As cooler weather approaches, many people enjoy hiking the beautiful trails of the Monadnock region. While it's a fun and dynamic way to build physical activity into your life, you should prepare for this type of exercise if you don't hike often.
David Potach, PT, SCS, CSCS, who recently published Sport Injury Prevention Anatomy, offers his basic injury prevention advice for those planning to hike.
Prepare your cardiovascular fitness
If you are not someone who regularly exercises for an hour or more at a time, going on a hike can be challenging and perhaps risky. If you plan to hike this fall, start preparing by first walking on level, predictable surfaces. There are many accessible local bike trails and easy walks. Start with 10 to 20-minute walks, then make sure you can easily walk on level ground for at least the length of the hikes you want to take.
Stabilize your joints by strengthening your muscles
Hiking on uneven or steep terrain requires strong ankles and knees. Ankles are the most frequently injured joint, and a sprain can significantly impact your life and health.
Practice these exercises frequently before planning to hike or walk on uneven trails. When you first start these movements, it's a good idea to stand close to something stable that you can lean on in case you lose your balance.
Heel raise—standing flat on the floor with bare feet, raise yourself onto your tiptoes, then back down, with slow and controlled motions. This mainly strengthens the back of your ankles.

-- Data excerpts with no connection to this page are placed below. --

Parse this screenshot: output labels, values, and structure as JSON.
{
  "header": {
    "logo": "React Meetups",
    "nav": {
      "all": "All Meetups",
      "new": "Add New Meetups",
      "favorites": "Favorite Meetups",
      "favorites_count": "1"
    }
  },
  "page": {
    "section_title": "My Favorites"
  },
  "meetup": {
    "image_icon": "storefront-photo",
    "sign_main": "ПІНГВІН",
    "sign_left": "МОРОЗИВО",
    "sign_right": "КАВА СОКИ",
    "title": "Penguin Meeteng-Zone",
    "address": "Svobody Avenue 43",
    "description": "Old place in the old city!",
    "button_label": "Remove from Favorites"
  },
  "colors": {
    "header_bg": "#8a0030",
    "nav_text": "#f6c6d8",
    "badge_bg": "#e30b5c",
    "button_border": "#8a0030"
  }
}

Heel walk—from standing flat, raise your toes on both feet so you're standing only on your heels, then walk around (stay close to that stable surface for help with balance). This exercise strengthens the front of your ankles.
Simple squats—proper form is important to prevent injury. This is an excellent exercise that helps stabilize your ankles, knees, and hips.
Stand with feet hip-width apart, toes facing front. Drive your hips back as if to sit on a chair—bending at the knees and ankles while keeping your weight in your heels. Sit into a squat position while still keeping your heels and toes on the ground, chest up and shoulders back. Then, press into your heels and straighten legs to return to an upright standing position.
Improve balance for uneven terrain
Once again, stay close to something you can grab onto while working on your balance.
Single leg stand—start standing with your weight equally distributed on both legs and your hands on your hips. It will help you to look at one spot in front of you. Lift one of your legs off the floor and bend it back at the knee. Hold the position as long as you can maintain good form, up to 30 seconds. Then repeat with the other leg.
Single leg stand on an unstable surface—once you start to find the above exercise easy, try doing it on a surface with some give like a foam yoga mat or pillow. This exercise will improve your balance and strengthen all the small muscles around your ankle, knee and hip joints.
David Potach, PT, SCS, CSCS, is the former director of physical rehabilitation at Cheshire Medical Center.